= Lura Gibbons Currier =

American librarian

Lura Gibbons Currier (née Gibbons, 1912-1983) was an American librarian who worked as the director of the Mississippi Library Commission. She greatly expanded the system and oversaw the early stages of the system's desegregation.

== Early life and career ==
Gibbons was born in Erie, Kansas to road-builder Vaughn Gibbons and his wife, Frances. Her father's career caused her family to move around the United States frequently. She received two bachelor's degrees, one in English from Mississippi Southern College in 1937, and another in Library Science from Texas Women's University in 1940. She also began her library work in 1940, working at several libraries in Texas. In 1945, Gibbons married Alfred R. Currier, a member of the United States Navy and moved to Washington with him. Although the marriage quickly dissolved, she continued to use her married name throughout her career. In Washington, she worked in library public relations, receiving the John Cotton Dana Award for her work in 1948. In 1950, she left Washington for Mississippi, where she began her work with the Mississippi Library Commission.

== Work with the Mississippi Library Commission ==
Currier began her tenue with the Mississippi Library Commission as a field representative but was the commission's director by the time she resigned. She was heavily involved with the creation of new libraries. She oversaw the opening of libraries in 70 towns that had previously lacked them, the total renovation of libraries in 38 more, and a vast expansion of bookmobile service. These projects were facilitated by her previously developed public relations skills, which helped her obtain the necessary funding.

During Currier's time with the Commission, the civil rights movement was gaining momentum. However, Currier's efforts to provide library services to African-American communities were more focused on opening new segregated libraries, rather than desegregating existing libraries. During this era, the American Library Association (ALA) took a stronger stance against segregation, forbidding library professionals who belonged to segregated library associations from attending national meetings as members of those associations. As director of the Mississippi Library Commission, Currier opposed this policy, claiming that it would delay desegregation in Southern libraries, and chose to sever ties with the ALA rather than push for the commission and its libraries to desegregate. Although she disapproved of segregation, she made little to no attempt to disrupt the status quo until Mississippi's libraries were ordered to desegregate, at which point she advised librarians to comply with the order. By the time Currier left the Commission in 1967, 70% of Mississippi's public libraries complied with the Civil Rights Act of 1964, indicating that although she made progress, she did not successfully complete the desegregation of her organization's domain.

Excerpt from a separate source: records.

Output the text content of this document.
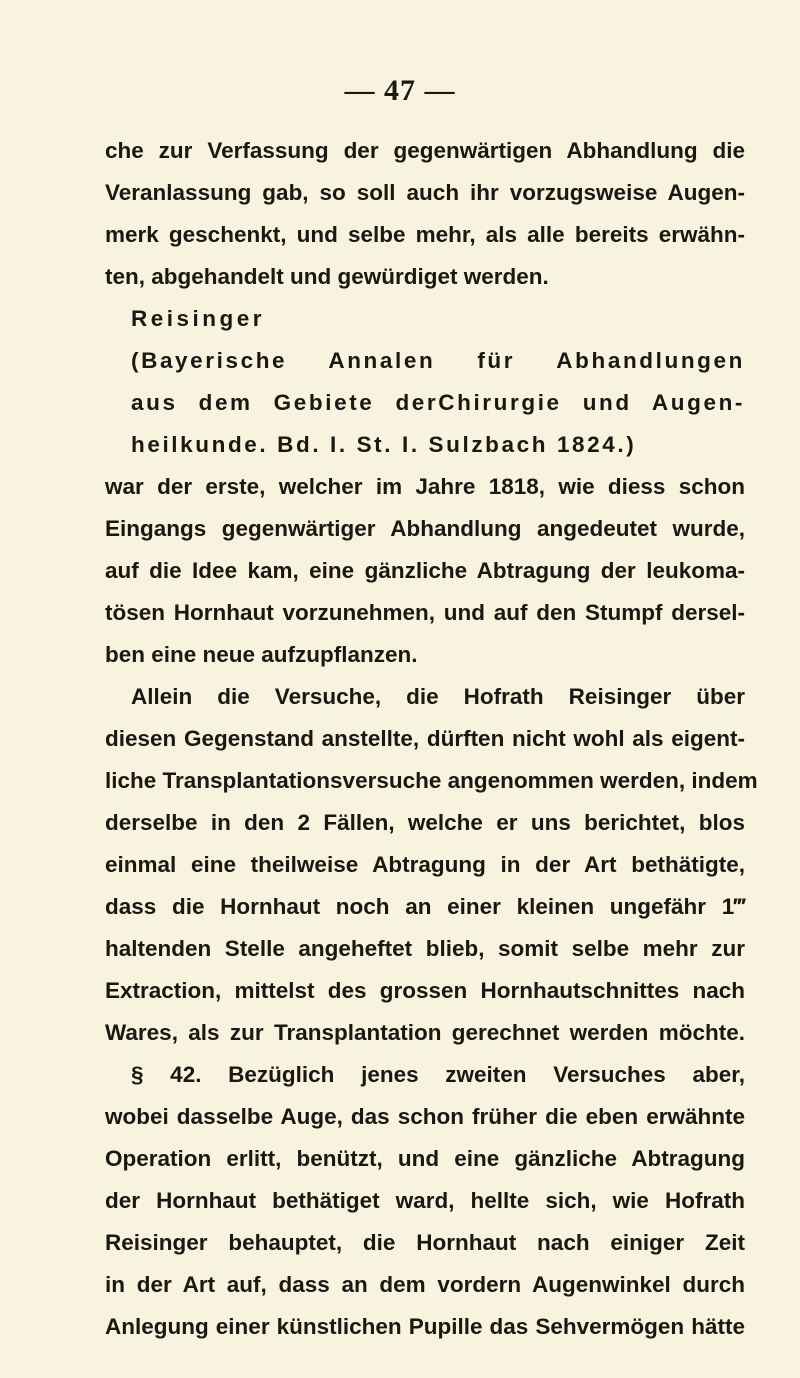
— 47 —
che zur Verfassung der gegenwärtigen Abhandlung die
Veranlassung gab, so soll auch ihr vorzugsweise Augen-
merk geschenkt, und selbe mehr, als alle bereits erwähn-
ten, abgehandelt und gewürdiget werden.
Reisinger
(Bayerische Annalen für Abhandlungen
aus dem Gebiete derChirurgie und Augen-
heilkunde. Bd. I. St. I. Sulzbach 1824.)
war der erste, welcher im Jahre 1818, wie diess schon
Eingangs gegenwärtiger Abhandlung angedeutet wurde,
auf die Idee kam, eine gänzliche Abtragung der leukoma-
tösen Hornhaut vorzunehmen, und auf den Stumpf dersel-
ben eine neue aufzupflanzen.
Allein die Versuche, die Hofrath Reisinger über
diesen Gegenstand anstellte, dürften nicht wohl als eigent-
liche Transplantationsversuche angenommen werden, indem
derselbe in den 2 Fällen, welche er uns berichtet, blos
einmal eine theilweise Abtragung in der Art bethätigte,
dass die Hornhaut noch an einer kleinen ungefähr 1‴
haltenden Stelle angeheftet blieb, somit selbe mehr zur
Extraction, mittelst des grossen Hornhautschnittes nach
Wares, als zur Transplantation gerechnet werden möchte.
§ 42. Bezüglich jenes zweiten Versuches aber,
wobei dasselbe Auge, das schon früher die eben erwähnte
Operation erlitt, benützt, und eine gänzliche Abtragung
der Hornhaut bethätiget ward, hellte sich, wie Hofrath
Reisinger behauptet, die Hornhaut nach einiger Zeit
in der Art auf, dass an dem vordern Augenwinkel durch
Anlegung einer künstlichen Pupille das Sehvermögen hätte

== Later life and death ==
After leaving the Mississippi Library Commission, Currier moved back to Washington, where she worked as a library development specialist for Washington State University. Currier's last official position was as the director of the Pacific Northwest Bibliographic Center. She retired from this position in 1977 and returned to Mississippi, where she worked in librarianship in an unofficial capacity for the rest of her life. At the time of her death in 1983, Currier was serving on the Pascagoula City Library Board. Her papers were donated to the University of Southern Mississippi in 1986.